“I don’t want to go on being a root in the dark,
vacillating, stretched out, shivering with sleep,
downward, in the soaked guts of the earth,
absorbing and thinking, eating each day.”
~ Pablo Neruda
We try so hard to figure out what happiness is, how to best live our lives, how to make the best decisions, how to be brave and strong. But as we unravel the mystery, all too often we get tangled up in the threads of wisdom at our feet.
We use such big words and invoke visions of greatness that overpower. We create the impression of such strict rules and arrogant expectations for ourselves and for others when trying to describe our simple needs.
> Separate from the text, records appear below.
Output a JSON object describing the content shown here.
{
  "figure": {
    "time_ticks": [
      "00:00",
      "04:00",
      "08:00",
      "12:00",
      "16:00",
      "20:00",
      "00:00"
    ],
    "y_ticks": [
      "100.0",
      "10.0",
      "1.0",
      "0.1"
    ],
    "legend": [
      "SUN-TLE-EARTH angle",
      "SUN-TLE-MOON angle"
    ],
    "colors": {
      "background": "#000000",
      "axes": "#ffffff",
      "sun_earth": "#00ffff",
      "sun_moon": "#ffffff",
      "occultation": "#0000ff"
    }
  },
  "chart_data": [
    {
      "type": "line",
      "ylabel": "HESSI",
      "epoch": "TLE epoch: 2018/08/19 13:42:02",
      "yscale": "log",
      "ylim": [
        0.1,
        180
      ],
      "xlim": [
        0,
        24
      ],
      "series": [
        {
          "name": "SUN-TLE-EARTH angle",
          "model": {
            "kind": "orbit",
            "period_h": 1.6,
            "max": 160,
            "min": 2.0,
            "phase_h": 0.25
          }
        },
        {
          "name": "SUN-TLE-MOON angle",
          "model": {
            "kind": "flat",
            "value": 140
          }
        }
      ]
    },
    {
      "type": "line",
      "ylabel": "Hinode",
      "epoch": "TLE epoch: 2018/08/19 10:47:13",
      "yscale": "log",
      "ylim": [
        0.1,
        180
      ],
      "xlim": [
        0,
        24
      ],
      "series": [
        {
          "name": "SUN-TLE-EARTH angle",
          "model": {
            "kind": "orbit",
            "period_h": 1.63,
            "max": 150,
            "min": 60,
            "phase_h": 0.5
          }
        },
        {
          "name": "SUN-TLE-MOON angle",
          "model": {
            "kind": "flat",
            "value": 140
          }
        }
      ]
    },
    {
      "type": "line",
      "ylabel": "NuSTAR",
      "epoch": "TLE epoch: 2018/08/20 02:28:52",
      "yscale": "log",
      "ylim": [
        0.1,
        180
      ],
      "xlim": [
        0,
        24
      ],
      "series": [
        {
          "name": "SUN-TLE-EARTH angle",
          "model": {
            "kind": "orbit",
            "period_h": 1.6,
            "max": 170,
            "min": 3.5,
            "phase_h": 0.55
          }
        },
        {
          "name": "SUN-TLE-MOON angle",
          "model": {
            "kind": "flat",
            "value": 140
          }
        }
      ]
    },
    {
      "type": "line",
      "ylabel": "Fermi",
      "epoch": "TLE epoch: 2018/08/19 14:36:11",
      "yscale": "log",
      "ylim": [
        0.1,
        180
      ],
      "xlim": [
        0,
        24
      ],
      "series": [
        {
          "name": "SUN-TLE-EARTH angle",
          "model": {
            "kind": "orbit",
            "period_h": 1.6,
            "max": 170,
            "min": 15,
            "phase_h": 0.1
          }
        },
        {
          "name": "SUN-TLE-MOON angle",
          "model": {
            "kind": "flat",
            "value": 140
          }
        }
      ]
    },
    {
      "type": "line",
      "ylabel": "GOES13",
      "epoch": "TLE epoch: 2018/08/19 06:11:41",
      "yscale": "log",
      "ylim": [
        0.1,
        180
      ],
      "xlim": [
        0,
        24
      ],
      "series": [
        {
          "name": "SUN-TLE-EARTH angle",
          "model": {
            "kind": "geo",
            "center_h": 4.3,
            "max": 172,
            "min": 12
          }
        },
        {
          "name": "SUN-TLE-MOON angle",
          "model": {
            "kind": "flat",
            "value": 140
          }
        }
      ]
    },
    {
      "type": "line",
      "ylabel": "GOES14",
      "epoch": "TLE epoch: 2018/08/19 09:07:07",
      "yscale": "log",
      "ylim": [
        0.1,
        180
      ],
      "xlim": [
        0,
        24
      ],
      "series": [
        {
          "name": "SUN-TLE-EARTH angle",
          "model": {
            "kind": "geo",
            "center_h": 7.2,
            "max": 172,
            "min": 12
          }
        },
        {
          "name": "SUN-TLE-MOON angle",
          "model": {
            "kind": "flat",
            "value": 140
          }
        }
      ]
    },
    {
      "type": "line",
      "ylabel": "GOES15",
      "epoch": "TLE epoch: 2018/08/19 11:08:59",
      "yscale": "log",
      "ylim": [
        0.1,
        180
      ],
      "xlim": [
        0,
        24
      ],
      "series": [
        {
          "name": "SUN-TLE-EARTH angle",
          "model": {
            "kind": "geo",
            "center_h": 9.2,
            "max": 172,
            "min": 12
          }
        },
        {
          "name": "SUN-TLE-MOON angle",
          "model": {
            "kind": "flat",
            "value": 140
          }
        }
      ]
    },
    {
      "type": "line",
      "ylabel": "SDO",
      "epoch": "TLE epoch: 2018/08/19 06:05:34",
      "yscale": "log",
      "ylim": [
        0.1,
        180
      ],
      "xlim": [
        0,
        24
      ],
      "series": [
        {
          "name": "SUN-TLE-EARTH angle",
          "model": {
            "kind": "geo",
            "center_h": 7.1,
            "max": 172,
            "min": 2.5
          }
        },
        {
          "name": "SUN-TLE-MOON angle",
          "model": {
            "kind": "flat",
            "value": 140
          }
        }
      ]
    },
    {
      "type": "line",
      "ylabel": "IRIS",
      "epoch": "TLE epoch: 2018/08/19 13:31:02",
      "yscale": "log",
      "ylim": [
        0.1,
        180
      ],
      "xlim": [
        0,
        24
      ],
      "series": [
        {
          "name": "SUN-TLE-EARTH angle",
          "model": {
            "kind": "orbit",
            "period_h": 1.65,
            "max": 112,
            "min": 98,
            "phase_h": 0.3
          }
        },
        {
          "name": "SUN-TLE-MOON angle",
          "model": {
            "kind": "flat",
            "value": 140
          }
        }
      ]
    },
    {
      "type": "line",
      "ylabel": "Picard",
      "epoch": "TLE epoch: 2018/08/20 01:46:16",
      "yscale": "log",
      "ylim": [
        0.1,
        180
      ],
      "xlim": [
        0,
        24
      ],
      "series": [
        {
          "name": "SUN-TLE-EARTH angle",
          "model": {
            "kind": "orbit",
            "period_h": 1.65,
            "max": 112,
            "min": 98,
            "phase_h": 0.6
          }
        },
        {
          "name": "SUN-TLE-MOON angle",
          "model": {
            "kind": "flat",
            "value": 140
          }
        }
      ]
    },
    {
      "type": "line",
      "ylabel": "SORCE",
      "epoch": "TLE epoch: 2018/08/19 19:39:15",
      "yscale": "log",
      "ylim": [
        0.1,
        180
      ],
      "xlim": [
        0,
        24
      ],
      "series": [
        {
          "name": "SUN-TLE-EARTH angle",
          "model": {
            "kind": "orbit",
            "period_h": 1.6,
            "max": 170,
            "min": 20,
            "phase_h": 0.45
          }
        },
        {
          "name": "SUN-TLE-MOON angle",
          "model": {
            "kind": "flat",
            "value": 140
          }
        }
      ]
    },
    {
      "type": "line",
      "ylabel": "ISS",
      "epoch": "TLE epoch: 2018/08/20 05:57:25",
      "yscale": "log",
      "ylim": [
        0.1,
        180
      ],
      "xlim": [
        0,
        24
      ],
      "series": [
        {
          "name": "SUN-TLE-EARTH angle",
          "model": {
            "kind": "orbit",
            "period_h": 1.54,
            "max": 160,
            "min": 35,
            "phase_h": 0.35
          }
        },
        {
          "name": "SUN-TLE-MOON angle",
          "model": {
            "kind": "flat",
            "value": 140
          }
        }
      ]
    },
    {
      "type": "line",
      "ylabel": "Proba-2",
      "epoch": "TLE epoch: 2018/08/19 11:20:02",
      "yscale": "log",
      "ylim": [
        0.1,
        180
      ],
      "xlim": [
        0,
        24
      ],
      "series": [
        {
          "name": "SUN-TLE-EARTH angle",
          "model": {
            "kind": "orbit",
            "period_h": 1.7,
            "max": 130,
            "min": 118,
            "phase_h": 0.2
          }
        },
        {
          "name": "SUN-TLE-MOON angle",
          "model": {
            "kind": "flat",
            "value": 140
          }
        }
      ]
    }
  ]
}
It is as if, in the attempt to pick a most precious and delicate flower, we end up cutting down the whole tree.
How sad that we should, for ourselves or towards another, ever fail to try or to trust, only because we are deceived by the way in which simple wants and needs end up being packaged…shy away from blessings, talents, opportunities and so much happiness, only because we are overwhelmed and blinded by the piles of instructions given to us in an effort to bring clarity.
Today, while re-editing some posts in this blog, I thought “My god, anyone reading all this, and on top of that talking to me about it, will imagine that what I might need or expect (and suggest others do as well) is something so monumental, so impenetrable and so perfect at all times that there is no way a mere mortal could ever live up to it”.
And it made me sad.
Because I am not the only one who ends up with so many big words when trying to describe the most delicate and humble things that dwell in freedom and joy in my heart…my needs and wants that are not shouts from some podium, but gentle whispers…awkward…shy…hopeful. Whispers that tell of the “permanent kisses” Neruda sings about in his poems.
And so, beyond the shadow of big words and heavy wisdom, I need to write this…and hopefully ease any misunderstanding to which I too have contributed.
The things we want (and do not want) are so simple.
We do not want to leave this world in a shroud of regrets and insignificance. We do not want to be held back by our fears. We want to be seen, opened, touched, loved, heard, witnessed, trusted and held…just a little. We want a little excitement, a little passion, a little joy, a little grace, a little dream coming true.
And “a little” is a measure of a depth, authenticity and genuine connection so profound…yet completely lacking in arrogance.
We simply want to live this life by living…not live by dying slowly.